Physical characteristics
- • location: The Silverpeaks
- • coordinates: 45°45′22″S 170°29′45″E﻿ / ﻿45.7561°S 170.4958°E
- • location: Blueskin Bay
- • coordinates: 45°43′21″S 170°34′17″E﻿ / ﻿45.72239°S 170.57135°E

Basin features
- Progression: Careys Creek → Blueskin Bay → Pacific Ocean
- • left: Kilmog Creek

= Careys Creek =

River in New Zealand

Careys Creek, known in Māori as Whaitiripaku and Waihema, is a small river in Otago, New Zealand, which flows from the Silverpeaks into Blueskin Bay at Evansdale. The creek drains the forest plantations and native bush of Silverpeaks Forest and the Careys Creek Conservation Area. It is crossed by State Highway 1 at Evansdale, close to the foot of The Kilmog.
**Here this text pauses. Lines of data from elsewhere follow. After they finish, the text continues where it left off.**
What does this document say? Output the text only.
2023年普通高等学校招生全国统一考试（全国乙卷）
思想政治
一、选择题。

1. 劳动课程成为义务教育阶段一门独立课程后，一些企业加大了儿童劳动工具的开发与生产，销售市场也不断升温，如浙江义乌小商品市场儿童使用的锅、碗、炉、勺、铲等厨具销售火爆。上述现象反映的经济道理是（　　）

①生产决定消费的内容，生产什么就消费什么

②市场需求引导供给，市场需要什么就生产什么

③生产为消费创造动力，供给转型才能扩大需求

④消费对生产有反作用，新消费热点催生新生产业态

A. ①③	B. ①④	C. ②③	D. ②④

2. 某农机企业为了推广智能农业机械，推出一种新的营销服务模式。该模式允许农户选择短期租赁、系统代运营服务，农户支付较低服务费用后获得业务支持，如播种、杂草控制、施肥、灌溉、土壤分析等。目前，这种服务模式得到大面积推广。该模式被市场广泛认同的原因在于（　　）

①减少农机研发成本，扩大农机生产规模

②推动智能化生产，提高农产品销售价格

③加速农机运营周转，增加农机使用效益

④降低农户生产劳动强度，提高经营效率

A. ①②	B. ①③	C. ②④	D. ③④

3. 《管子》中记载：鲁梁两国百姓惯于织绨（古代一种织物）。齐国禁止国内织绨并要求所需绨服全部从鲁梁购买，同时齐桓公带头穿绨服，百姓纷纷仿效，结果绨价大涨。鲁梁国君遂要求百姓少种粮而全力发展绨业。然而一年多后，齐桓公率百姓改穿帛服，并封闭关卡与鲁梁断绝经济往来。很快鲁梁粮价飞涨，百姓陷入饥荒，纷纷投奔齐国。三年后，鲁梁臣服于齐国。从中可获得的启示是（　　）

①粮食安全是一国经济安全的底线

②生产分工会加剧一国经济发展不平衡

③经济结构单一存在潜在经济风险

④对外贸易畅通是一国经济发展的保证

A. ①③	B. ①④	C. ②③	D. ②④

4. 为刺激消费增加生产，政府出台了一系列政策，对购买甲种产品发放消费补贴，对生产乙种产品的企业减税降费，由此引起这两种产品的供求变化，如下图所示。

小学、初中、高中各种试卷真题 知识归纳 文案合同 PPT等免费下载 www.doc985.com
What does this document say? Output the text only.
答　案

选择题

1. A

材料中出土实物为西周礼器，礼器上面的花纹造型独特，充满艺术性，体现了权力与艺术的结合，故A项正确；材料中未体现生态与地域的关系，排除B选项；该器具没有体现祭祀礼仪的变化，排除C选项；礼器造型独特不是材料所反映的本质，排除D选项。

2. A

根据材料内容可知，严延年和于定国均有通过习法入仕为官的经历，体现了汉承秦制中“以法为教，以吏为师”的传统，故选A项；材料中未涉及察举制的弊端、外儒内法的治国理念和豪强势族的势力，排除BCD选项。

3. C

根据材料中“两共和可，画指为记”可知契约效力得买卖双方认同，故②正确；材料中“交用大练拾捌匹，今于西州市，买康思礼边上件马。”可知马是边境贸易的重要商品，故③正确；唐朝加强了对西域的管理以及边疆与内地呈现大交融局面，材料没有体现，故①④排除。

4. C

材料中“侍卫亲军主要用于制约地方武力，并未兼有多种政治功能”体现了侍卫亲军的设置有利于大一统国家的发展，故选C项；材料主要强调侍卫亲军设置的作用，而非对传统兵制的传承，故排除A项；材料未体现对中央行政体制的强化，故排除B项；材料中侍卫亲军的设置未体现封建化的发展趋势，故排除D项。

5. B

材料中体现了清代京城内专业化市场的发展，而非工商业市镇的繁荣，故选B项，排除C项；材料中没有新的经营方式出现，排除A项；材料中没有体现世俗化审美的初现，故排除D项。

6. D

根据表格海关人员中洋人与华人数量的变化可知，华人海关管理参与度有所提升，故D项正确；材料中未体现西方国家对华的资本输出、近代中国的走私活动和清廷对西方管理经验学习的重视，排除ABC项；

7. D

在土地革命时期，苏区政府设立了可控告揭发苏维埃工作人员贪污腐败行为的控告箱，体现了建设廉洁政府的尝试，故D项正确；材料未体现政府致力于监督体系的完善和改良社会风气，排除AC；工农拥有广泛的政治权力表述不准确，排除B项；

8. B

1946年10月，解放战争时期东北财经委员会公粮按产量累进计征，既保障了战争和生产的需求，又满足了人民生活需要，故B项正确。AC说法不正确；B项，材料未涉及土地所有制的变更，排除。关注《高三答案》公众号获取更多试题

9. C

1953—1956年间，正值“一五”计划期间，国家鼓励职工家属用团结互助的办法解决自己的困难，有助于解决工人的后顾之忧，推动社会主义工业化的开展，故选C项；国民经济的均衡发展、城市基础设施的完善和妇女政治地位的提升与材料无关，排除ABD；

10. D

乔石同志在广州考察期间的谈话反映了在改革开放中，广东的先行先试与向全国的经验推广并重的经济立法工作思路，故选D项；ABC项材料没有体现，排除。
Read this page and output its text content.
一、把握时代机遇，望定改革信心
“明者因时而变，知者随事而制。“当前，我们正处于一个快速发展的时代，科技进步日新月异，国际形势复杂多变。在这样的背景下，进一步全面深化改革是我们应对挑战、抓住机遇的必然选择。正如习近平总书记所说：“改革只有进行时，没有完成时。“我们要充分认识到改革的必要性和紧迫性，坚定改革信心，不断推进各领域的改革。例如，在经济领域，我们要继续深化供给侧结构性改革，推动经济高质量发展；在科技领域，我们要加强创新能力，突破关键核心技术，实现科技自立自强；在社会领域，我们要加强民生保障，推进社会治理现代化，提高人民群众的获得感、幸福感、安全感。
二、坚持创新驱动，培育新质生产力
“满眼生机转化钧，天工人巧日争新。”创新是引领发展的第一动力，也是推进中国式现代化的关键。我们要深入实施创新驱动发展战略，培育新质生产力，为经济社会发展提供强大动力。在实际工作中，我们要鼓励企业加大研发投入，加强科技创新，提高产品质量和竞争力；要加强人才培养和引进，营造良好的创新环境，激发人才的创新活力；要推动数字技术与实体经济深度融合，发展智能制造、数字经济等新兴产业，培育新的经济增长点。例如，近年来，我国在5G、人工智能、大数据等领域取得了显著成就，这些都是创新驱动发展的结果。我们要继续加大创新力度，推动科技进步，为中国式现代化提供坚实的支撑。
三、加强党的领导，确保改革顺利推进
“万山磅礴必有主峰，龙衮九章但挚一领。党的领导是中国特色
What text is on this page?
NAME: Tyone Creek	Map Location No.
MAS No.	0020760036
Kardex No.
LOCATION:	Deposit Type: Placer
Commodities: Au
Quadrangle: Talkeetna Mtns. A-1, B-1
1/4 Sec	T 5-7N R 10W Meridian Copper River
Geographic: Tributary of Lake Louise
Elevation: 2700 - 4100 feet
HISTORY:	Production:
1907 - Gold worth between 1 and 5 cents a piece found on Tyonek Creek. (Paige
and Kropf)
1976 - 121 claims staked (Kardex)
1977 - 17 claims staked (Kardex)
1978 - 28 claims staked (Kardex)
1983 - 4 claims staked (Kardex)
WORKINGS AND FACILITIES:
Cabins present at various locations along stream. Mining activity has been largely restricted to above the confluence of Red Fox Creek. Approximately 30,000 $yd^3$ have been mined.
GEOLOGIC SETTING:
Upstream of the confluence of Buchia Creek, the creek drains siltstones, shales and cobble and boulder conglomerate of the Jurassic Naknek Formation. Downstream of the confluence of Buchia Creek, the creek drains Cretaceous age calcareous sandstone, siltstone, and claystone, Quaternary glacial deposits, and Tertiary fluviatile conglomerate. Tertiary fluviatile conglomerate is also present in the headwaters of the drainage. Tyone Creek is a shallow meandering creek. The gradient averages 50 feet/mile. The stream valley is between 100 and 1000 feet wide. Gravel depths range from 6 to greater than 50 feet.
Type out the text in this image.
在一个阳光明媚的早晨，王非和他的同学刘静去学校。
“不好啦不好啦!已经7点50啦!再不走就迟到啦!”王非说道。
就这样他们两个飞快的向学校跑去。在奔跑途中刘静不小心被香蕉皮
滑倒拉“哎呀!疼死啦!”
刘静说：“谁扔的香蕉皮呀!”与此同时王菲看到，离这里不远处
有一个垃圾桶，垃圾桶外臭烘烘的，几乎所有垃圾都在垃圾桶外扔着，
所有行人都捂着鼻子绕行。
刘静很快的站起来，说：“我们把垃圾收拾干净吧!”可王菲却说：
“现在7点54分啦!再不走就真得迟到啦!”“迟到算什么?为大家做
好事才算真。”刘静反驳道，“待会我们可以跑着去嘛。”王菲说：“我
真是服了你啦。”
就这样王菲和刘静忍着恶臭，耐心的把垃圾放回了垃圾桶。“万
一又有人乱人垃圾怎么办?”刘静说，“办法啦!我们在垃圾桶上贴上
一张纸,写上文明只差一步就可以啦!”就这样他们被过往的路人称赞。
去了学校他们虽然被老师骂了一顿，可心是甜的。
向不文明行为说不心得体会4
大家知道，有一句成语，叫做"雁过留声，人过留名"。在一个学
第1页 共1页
== Land tenure and management ==

The Careys Creek catchment was within the former "Silverpeaks State Forest" created from poor-quality grazing land in the 1960s and 1970s. The native bush was separated from the pine plantation during the Rogernomics privatisation of the New Zealand Forest Service to become the Careys Creek Conservation Area managed by DOC. The pine plantations passed through other owners and are now run by the Dunedin City Council-owned City Forests Ltd and known as Silverpeaks Forest

During its tenure as a State Forest the valley floor was grazed, and accessible by farm vehicle for the first few kilometres. Now this area is reverting to native bush through a succession of rank pasture grasses, brooms, willows and mānuka.

==History==
The Seacliff Lunatic Asylum, during Truby King's period of management, built a water supply pipeline from a dam at the head of the valley, near Semple Road. Rusting bits of pipe are still visible in places.

==Recreation==
The entrance to the Careys Creek valley system is at a small public picnic area, Evansdale Glen, off State Highway 1 about 200 m north of the township of Evansdale. Careys Creek Track follows the old farm track to its end at the foot of Rongomai Ridge and becomes progressively rougher as a narrow foot track to the creek's source, ending at a car park on Semple Road. This section probably dates back to the Asylum pipeline construction. Rongomai Ridge Track has a steep climb, continuing as a forestry road to Mountain Road. Honeycomb Ridge Track branches off further up the valley and heads up steep climbs to emerge at a parking area on Mountain Road. At this point, by heading north along Mountain Road, a sign marking the start Rongomai Track can be found.